I'm a php developer and currently searching for software to protect php code. I know there exist obfuscators and encoders (and both).. but it seems that it's possible to "decrypt" code encoded with some software.
So my question is.. if it is possible to decrypt source code produced by major software companies (zend, ioncube, sourceguardian).. why that produts are still on market?
Why these software continues to sell if anyone can (pay to) decrypt everything in seconds?

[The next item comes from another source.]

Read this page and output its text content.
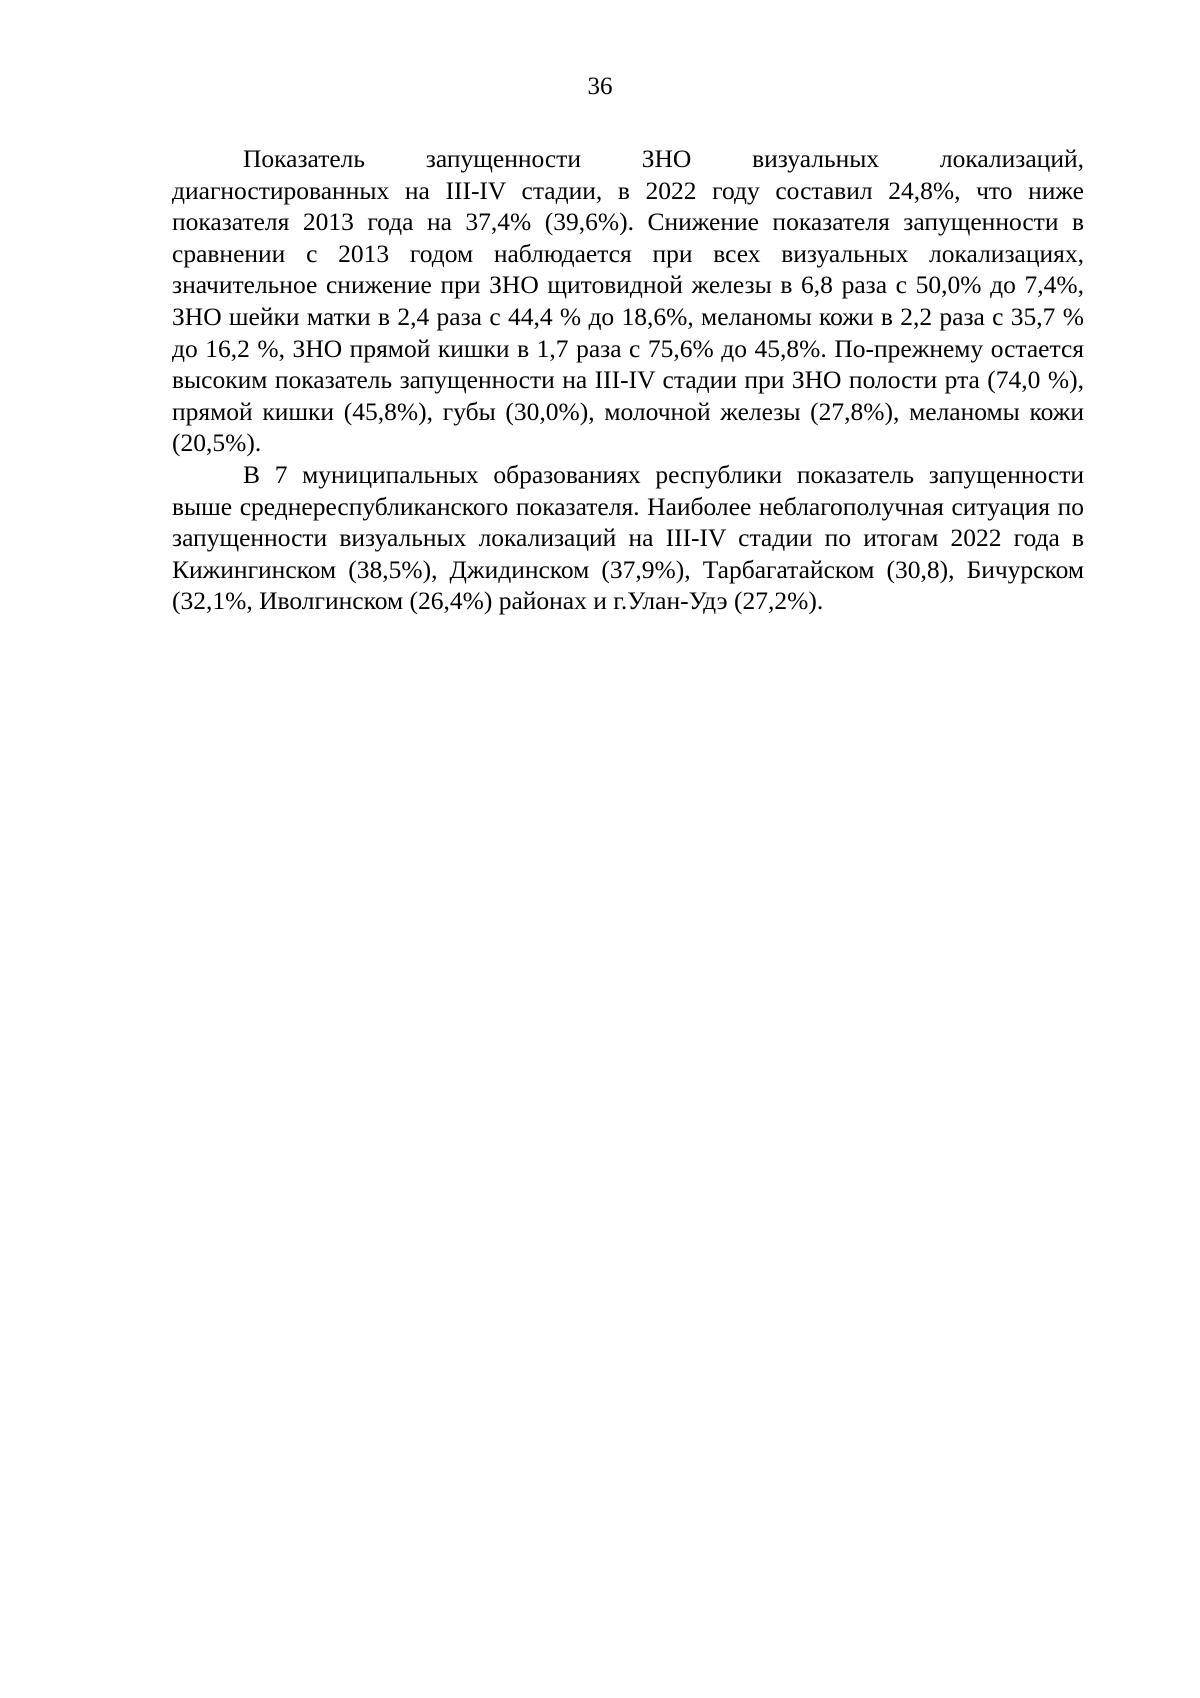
36

Показатель запущенности ЗНО визуальных локализаций, диагностированных на III-IV стадии, в 2022 году составил 24,8%, что ниже показателя 2013 года на 37,4% (39,6%). Снижение показателя запущенности в сравнении с 2013 годом наблюдается при всех визуальных локализациях, значительное снижение при ЗНО щитовидной железы в 6,8 раза с 50,0% до 7,4%, ЗНО шейки матки в 2,4 раза с 44,4 % до 18,6%, меланомы кожи в 2,2 раза с 35,7 % до 16,2 %, ЗНО прямой кишки в 1,7 раза с 75,6% до 45,8%. По-прежнему остается высоким показатель запущенности на III-IV стадии при ЗНО полости рта (74,0 %), прямой кишки (45,8%), губы (30,0%), молочной железы (27,8%), меланомы кожи (20,5%).

В 7 муниципальных образованиях республики показатель запущенности выше среднереспубликанского показателя. Наиболее неблагополучная ситуация по запущенности визуальных локализаций на III-IV стадии по итогам 2022 года в Кижингинском (38,5%), Джидинском (37,9%), Тарбагатайском (30,8), Бичурском (32,1%, Иволгинском (26,4%) районах и г.Улан-Удэ (27,2%).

Btw, i asked this on ioncube forum and my message was.. deleted.
regards.
The answer simply reduces to: because there are dumbasses stupid enough to believe that PHP can be "securely encoded", the same way there are people stupid enough to believe that requiring a serial code for an application automatically makes it secure.
ionCube relies on a pretty simplistic implementation - XOR from start to finish, which is hardly a "security measure". It runs as a VM - and is vulnerable to all VM side-channel attacks in addition to flat-out reverse engineering (one presentation here: https://media.blackhat.com/ad-12/Saher/bh-ad-12-stealing-from-thieves-Saher-slides.pdf ). Will ionCube say so? No. Why? Because it dissuades the large majority of script kiddies.
I am not familiar with sourceguardian, but Zend is built in the same fashion, albeit a bit more secure and harder to beat than ionCube. However, whilst they're not trivial, they're not impossible to beat, either.
The following is taken from the Zend Guard page:
Encoding is a process where the PHP source code is converted to an intermediate machine readable format. This format is hard for humans to read and convert back to source code. As a result it protects your code from casual browsing. This means that if people obtain access to your site's code they will not be able to use that for unintended purposes.
In other words, if your user is not casually browsing, this will not hold up. I don't know about you, but I do not know a single non-dev who casually browses source code without the purpose of understanding it, and often, breaking it.
The same thing is true of every single DRM method around. However, they're still on the market. Why? Because, whilst they are not perfect, they're good enough to dissuade the large majority of people.
The law and final word of this is: if you build it, expect it to be broken and plan for it.